Lentini Torino – Gigi Lentini in occasione del suo cinquantesimo compleanno ha rilasciato una bella intervista a Tuttosport. Ecco le sue dichiarazioni:

“Sono consapevole della passione che la tifoseria granata nutre nei miei confronti. La sento ogni volta che vado in un Toro Club o semplicemente esco a cena, vengo ancora riconosciuto. Tanti mi chiedono un autografo o una foto. Io ne sono felice, è gratificante e conferma che ho fatto qualcosa d’importante per la squadra per cui tifo. 

Sono sempre stato legato al Torino. Tanto che fui tentato di non passare al Milan, nonostante il pesante ingaggio che mi fu offerto dai rossoneri. La famiglia e gli amici hanno pesato in quella scelta. Che comunque rifarei. Andai a giocare in quello che a quel tempo era il club più forte del mondo. Ho scelto sia per ragioni economiche che professionali. A Milano ho vinto tanto, al Toro sarebbe stato più complicato. Inoltre, come ben sapete, la società di Borsano dopo Amsterdam aveva bisogno di monetizzare. 
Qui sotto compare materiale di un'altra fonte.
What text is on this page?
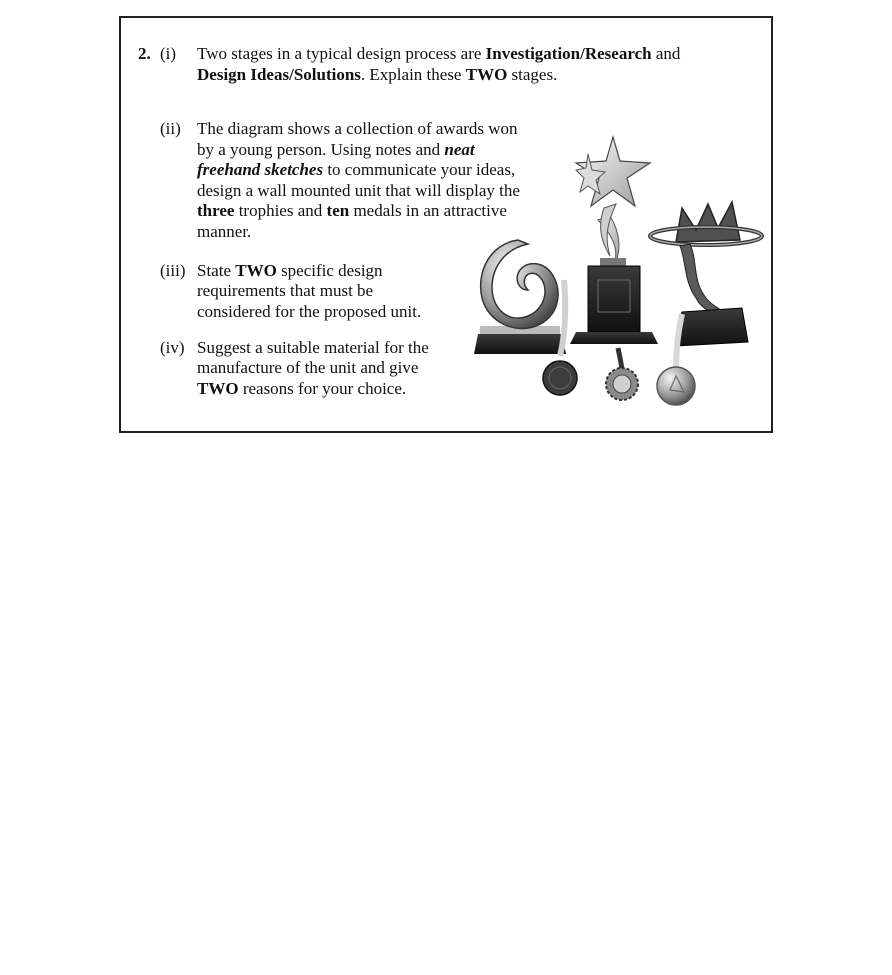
2. (i) Two stages in a typical design process are Investigation/Research and
Design Ideas/Solutions. Explain these TWO stages.
(ii) The diagram shows a collection of awards won
by a young person. Using notes and neat
freehand sketches to communicate your ideas,
design a wall mounted unit that will display the
three trophies and ten medals in an attractive
manner.
(iii) State TWO specific design
requirements that must be
considered for the proposed unit.
(iv) Suggest a suitable material for the
manufacture of the unit and give
TWO reasons for your choice.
Dopo le esperienze con Milan e Atalanta tornai a Torino per amore, non mi era piaciuto lasciarmi cosi con la mia squadra, i miei tifosi, il mio granata”.

IL RICORDO DI MONDONICO

“Modonico è l’unico tecnico con cui avevo mantenuto un rapporto. Gli volevo un gran bene nonostante i ritiri che ci imponeva. Prima quando perdevamo e poi perché portava bene. Non sopportavo andare in ritiro. mi faceva senitire in gabbia. Emiliano era un gran rompiscatole, ma stare insieme a lui era davvero divertente. 
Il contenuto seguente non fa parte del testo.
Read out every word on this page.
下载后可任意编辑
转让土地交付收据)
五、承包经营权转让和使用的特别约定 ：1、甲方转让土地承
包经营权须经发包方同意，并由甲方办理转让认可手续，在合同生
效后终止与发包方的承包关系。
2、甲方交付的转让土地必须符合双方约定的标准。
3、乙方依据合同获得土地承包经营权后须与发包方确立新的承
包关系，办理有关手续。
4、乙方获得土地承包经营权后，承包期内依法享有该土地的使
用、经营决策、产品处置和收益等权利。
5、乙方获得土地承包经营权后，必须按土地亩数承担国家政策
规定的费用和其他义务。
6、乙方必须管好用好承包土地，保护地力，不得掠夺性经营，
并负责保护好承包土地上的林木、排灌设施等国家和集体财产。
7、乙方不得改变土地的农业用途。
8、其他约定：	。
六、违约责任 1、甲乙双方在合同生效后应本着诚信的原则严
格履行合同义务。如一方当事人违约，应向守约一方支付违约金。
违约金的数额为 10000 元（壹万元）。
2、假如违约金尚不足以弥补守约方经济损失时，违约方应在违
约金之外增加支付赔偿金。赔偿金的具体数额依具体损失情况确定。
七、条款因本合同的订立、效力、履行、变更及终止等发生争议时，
Io mi sono allontanato dal calcio, ma per il Toro ci sono sempre, Cairo lo sa. Sono pronto a tornare ma non so in che ruolo. A me è sempre piaciuto giocare a pallone e basta. Io non ho studiato come altri miei ex compagni per diventare allenatore, direttore sportivo o procuratore. Il calcio però lo mastico e se andassi a vedere una partita col Presidente saprei  subito dirgli se un calciatore e buono o no”.